Rapid growth in Cayman’s hedge fund industry is the backdrop against which the current review of the regulatory regime is taking place. The number of funds registered or licensed with the Cayman Islands Monetary Authority (CIMA) has been growing at a scarcely believable pace.
CIMA established a working group of representatives from the Cayman Islands Fund Administrators Association, the Cayman Islands Society of Professional Accountants, the Cayman Islands Law Society and the Cayman Islands Bar Association to evaluate the recommendations of CIMA’s own Policy and Research Division which has examined the regulation of the mutual funds industry.
The working group’s aim is to further improve the regulation of the funds industry, with a view to striking a balance between the demands of a competitive offshore financial centre and the international standards requested of a sophisticated offshore financial centre by a number of international bodies.
It is likely that four, rather than two, categories of funds will be established. The likely categories are a standard retail Public Fund offered to the public (no minimum subscription); Managed Private Fund with a licensed Cayman fund administrator providing the registered office (minimum subscription of US$10,000); Recognised Fund with equity interests listed on a prescribed stock exchange or licensed/registered in a prescribed jurisdiction and Professional Fund offered only to professional investors, with a high minimum subscription.
The name of Cayman’s “Mutual Funds Law” has caused confusion, so the working group proposes to name the amended Mutual Funds Law the “Investment Funds Law”. Those who had trouble reconciling a hedge fund as being a mutual fund should be able to accept a hedge fund is an investment fund.

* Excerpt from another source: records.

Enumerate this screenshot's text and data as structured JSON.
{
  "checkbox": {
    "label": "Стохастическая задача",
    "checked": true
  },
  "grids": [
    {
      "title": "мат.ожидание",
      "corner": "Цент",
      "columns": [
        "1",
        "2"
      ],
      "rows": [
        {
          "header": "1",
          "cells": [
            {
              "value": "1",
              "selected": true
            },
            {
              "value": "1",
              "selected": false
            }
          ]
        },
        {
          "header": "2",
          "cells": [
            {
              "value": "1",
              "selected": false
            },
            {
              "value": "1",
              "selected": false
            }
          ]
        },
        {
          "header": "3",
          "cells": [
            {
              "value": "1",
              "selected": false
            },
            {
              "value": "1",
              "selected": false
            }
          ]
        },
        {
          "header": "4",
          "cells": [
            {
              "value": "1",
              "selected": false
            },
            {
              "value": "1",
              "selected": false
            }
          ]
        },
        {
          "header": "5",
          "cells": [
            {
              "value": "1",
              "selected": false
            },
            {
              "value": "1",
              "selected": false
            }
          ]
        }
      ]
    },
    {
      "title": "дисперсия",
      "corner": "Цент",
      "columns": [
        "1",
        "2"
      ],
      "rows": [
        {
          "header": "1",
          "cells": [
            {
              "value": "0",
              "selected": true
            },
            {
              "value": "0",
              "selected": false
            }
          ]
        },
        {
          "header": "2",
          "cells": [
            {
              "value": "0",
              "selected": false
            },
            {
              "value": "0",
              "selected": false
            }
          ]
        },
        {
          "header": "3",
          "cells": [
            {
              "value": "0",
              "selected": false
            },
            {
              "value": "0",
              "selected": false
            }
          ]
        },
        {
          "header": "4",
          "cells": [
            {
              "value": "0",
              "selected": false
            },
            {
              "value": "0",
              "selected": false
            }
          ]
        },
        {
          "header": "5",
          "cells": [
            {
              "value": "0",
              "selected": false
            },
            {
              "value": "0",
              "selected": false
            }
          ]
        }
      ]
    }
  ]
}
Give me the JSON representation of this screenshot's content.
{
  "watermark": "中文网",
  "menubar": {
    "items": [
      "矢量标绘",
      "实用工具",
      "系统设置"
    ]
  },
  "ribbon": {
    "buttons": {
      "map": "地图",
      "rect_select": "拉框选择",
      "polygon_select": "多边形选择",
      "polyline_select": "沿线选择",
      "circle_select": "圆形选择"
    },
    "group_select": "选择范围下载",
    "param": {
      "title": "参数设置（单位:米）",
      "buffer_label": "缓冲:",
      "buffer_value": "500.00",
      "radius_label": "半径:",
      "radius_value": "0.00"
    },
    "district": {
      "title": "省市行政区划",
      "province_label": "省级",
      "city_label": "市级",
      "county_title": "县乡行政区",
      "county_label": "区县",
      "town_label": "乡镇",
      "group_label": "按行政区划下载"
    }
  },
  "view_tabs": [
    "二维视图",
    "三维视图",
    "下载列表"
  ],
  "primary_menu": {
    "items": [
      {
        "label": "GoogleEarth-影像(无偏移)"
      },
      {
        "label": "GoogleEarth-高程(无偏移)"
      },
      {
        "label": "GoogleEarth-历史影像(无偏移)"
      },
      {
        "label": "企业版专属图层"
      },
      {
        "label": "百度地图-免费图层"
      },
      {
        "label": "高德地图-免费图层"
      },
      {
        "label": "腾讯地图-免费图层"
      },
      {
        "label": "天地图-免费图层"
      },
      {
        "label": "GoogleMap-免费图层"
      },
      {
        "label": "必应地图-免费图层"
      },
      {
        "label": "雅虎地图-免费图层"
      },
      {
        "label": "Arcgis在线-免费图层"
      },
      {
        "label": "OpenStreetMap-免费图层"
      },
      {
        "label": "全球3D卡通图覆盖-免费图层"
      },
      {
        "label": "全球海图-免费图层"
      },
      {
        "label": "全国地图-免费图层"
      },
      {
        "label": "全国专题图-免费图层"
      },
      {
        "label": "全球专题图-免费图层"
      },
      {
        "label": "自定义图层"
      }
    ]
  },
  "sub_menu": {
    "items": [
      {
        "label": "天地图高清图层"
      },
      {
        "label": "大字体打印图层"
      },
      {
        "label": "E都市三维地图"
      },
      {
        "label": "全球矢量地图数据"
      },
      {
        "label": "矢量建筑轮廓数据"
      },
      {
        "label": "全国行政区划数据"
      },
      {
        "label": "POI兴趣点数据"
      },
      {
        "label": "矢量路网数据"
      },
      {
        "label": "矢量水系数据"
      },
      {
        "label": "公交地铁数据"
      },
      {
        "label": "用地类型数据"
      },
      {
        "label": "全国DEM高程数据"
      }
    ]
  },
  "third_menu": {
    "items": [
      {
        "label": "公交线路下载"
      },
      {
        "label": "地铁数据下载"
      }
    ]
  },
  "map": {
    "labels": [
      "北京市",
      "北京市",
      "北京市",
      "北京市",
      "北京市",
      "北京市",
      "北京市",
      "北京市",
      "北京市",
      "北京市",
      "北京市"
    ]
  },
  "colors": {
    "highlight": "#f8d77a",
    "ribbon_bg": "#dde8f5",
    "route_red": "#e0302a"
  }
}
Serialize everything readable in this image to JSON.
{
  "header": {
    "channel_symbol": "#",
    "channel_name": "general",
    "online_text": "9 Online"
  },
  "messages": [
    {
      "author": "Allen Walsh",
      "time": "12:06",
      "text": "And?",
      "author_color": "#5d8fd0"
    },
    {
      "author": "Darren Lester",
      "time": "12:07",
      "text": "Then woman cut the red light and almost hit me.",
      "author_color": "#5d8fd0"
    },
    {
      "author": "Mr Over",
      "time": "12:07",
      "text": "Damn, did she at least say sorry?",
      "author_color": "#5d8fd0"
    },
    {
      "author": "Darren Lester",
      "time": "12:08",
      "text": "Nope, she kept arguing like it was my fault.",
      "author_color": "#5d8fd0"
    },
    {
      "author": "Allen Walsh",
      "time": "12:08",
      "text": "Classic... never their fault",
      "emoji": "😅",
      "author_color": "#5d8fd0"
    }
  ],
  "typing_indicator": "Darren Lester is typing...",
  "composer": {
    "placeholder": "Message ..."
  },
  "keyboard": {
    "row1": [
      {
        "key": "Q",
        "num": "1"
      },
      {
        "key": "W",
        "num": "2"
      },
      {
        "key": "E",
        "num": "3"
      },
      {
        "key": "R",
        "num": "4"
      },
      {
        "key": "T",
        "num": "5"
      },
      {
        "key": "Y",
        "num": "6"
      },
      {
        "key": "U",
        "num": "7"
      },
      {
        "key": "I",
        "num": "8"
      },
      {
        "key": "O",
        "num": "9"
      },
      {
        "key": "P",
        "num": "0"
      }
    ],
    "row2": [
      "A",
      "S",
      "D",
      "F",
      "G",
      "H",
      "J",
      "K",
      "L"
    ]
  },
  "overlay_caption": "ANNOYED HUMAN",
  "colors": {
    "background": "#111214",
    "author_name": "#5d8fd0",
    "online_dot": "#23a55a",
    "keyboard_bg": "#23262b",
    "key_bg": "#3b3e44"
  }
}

A further proposal of the working group, whilst not intended to save market participants money is likely to have that result, namely the proposal to provide broader powers to CIMA to waive the requirements for an audit for licensed or registered funds. Instances where a fund was not launched or where a fund is wound up with only a few investors are examples of where such a waiver may prove desirable.
The above is just a flavour of the changes which can be expected, it is not a complete list of all the likely implemented reforms. Timing of the implementation is difficult to predict, however the review process has been going on for years and it may conclude soon, although the new laws and regulations will need to be drafted and approved giving time to prepare for the new regulatory regime.
Previously Cayman’s regulators have been able to achieve the delicate equilibrium, striking the right balance between regulation and the needs of the funds industry and they are intent on improving further an offshore jurisdiction already in high demand. Their hope is that the Cayman Islands will continue to be the natural selection of fund professionals.